No, really, now he was seriously confused, and Livia Pietro wasn’t even doing it. It must be his blood sugar, which was, in fact, low, no matter who knew it. He looked again at the sandwich. It did look like standard Italian fare: salami, cheese, and tomato. But this was a Noantri household. The two parts of his mind were still quarreling when his mouth took a bite. Salty meat, smooth soft cheese, and sharp tomato perfectly set off the crumbly thick bread. A truly great sandwich, or he was starving, or both. He leaned down for a second bite, then stopped as Pietro reached for a sandwich, too.

“I thought you didn’t eat. Eat food, I mean.”

“We don’t need it, no. But we can metabolize it, and the tastes and textures of food are like any other sensations—more powerful and nuanced since we became Noantri. Many of us enjoy eating. It’s always been my habit to eat when my Unchanged friends do.”

“To keep us company? Or to conceal yourself better?”

She replaced the sandwich on the tray. “I won’t if it bothers you.”
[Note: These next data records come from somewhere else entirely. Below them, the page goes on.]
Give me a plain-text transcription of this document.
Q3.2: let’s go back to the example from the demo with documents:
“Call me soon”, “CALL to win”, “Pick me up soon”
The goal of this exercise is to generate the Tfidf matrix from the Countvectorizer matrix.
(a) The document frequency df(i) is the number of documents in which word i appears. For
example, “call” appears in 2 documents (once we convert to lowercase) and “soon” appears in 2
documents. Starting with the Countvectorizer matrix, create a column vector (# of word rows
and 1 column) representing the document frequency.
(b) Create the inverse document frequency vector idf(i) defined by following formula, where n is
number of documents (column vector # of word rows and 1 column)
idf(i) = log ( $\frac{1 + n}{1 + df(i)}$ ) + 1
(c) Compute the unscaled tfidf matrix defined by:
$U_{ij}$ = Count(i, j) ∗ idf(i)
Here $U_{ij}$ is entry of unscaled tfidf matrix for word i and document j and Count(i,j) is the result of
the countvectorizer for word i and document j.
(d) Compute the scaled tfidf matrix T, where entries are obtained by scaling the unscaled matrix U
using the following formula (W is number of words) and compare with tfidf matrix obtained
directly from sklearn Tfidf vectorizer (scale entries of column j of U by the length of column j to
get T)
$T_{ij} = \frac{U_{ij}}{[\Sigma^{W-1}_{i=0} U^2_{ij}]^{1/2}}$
“No,” he said. “No, go ahead. These are amazingly good. You don’t want to miss them.” He searched his own voice for sarcasm and unexpectedly found none. “Just leave me another two or three.”

Pietro smiled. “Don’t worry, Father.”

“Thomas.” That was even more unexpected. “I’d rather you called me Thomas.”

“Only if you call me Livia.”

“I don’t know.”

“Then I don’t either. Father.”

Thomas pulled away from her gaze, uncomfortable. He really needed to raise his blood sugar. He finished what he was holding in three more bites with no conversation in between, drank some beer, and reached for a second sandwich. Pietro was obviously letting him take the lead, set the rhythm, so, as much to break the silence as anything else, he spoke. “These paintings. And the ones in the entrance, and the hallways. I don’t know much about art, but they seem quite good. Only, they’re in so many different styles. For someone so young—” He stopped, realizing what he was saying.

“It takes some getting used to,” Pietro said. Livia. He was going to try to start thinking of her as Livia. “For us, too. When we meet it’s one of the first pieces of information we exchange. How long we’ve been Noantri. It situates us for one another. Ellen’s from New York.”

“I thought I heard that in her voice.”

Pietro—Livia—shook her head. “Her original way of speaking would make her sound like a Brit. She was born in 1745. She’s my Elder by about a hundred and fifty years.”

“I . . .” Thomas paused, finished his beer. “I don’t even know how to think about that.”

“Don’t try.” Livia’s voice was gentle. “As I said, it takes some getting used to. Now that your blood sugar’s returning to normal, let’s look at this poem.”

53

Livia leaned forward and placed Mario Damiani’s third poem on the art-book coffee table between herself and Thomas, holding it flat on its edges. Before she’d had a chance to work her way through the Romanesco lines, her cell phone rang. She rummaged it out of her bag.

“Livia, it’s Spencer.”

“Oh, good! Where are you? Are you all right? What happened in the church?”

“I’m home and I’m fine, thank you, apart from some minor psychological brutalization at the hands of the Carabinieri. And more to the point, the Gendarmerie.”

“They were there, too?”

“I’m afraid so. The incident was unfortunately serious. That old monk was killed.”

Livia drew a sharp breath. Thomas sent her a questioning look. “It’s Spencer,” she told him. “Spencer, Father Kelly’s here with me. Tell me what happened.”

“Am I on speaker?” Spencer asked carefully.

“No.”

“Good. I’m sure it will be better if you tell him in your way, rather than if he hears it from me.”